In another related development, the ECI will follow the Bihar model, taken up last year for conducting the assembly polls amid the coronavirus pandemic, during the upcoming elections. The ECI has already started inoculation of the officials involved with the polling and the entire process would get over before the election starts.
Candidates for the election would also have to follow the protocols while officials inside polling booths will wear masks, face shields and gloves and use sanitiser on the premises.
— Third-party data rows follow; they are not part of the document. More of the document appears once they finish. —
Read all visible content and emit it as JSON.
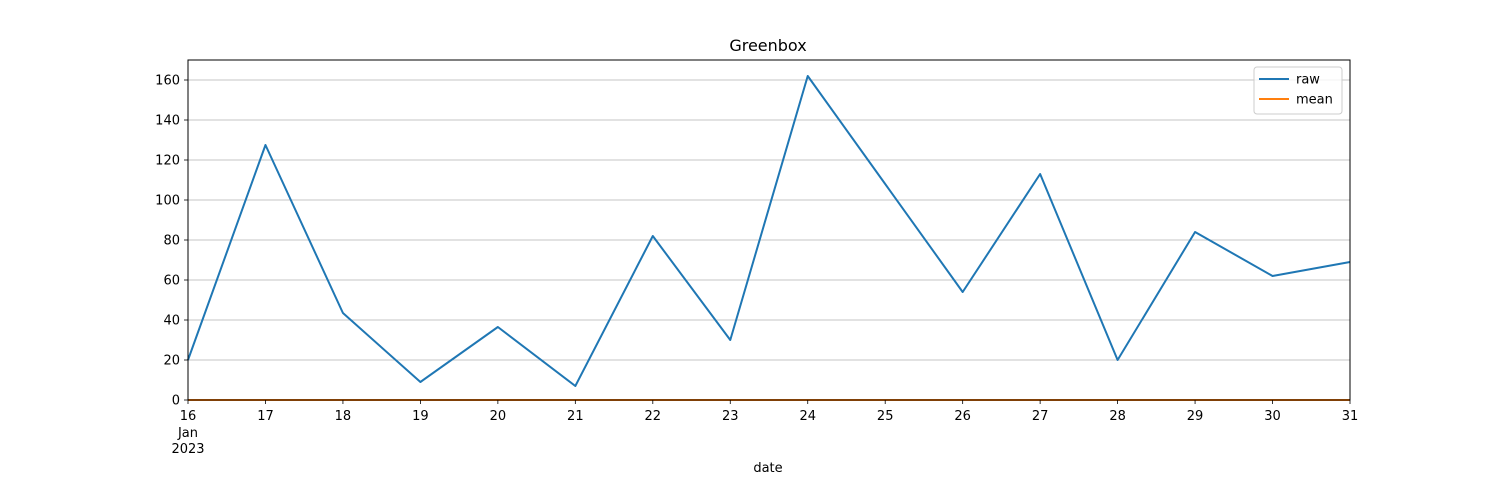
{
  "chart_data": {
    "type": "line",
    "title": "Greenbox",
    "xlabel": "date",
    "ylabel": "",
    "x": [
      "2023-01-16",
      "2023-01-17",
      "2023-01-18",
      "2023-01-19",
      "2023-01-20",
      "2023-01-21",
      "2023-01-22",
      "2023-01-23",
      "2023-01-24",
      "2023-01-25",
      "2023-01-26",
      "2023-01-27",
      "2023-01-28",
      "2023-01-29",
      "2023-01-30",
      "2023-01-31"
    ],
    "x_tick_labels": [
      "16",
      "17",
      "18",
      "19",
      "20",
      "21",
      "22",
      "23",
      "24",
      "25",
      "26",
      "27",
      "28",
      "29",
      "30",
      "31"
    ],
    "x_tick_sublabels": {
      "month": "Jan",
      "year": "2023"
    },
    "ylim": [
      0,
      170
    ],
    "y_ticks": [
      0,
      20,
      40,
      60,
      80,
      100,
      120,
      140,
      160
    ],
    "grid": "y",
    "legend_position": "top-right",
    "series": [
      {
        "name": "raw",
        "color": "#1f77b4",
        "values": [
          20,
          127.5,
          43.5,
          9,
          36.5,
          7,
          82,
          30,
          162,
          108,
          54,
          113,
          20,
          84,
          62,
          69
        ]
      },
      {
        "name": "mean",
        "color": "#ff7f0e",
        "values": [
          0,
          0,
          0,
          0,
          0,
          0,
          0,
          0,
          0,
          0,
          0,
          0,
          0,
          0,
          0,
          0
        ]
      }
    ]
  }
}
Once inside polling stations, voters will have their body temperatures checked. The body temperature of a voter would be checked for a second time if the person is found to have a temperature beyond the permissible limit of 100.4 degrees Fahrenheit. If the person’s body temperature is found high for the second time too, the voter will be asked to come back to cast vote in the final hour of the day (5 pm-6 pm). Suspected Covid-19 patients will be allowed to cast their votes only after others finish exercising their franchise.
Electors would be provided with disposable gloves for one hand, which they will use for signing and to press the button of an EVM.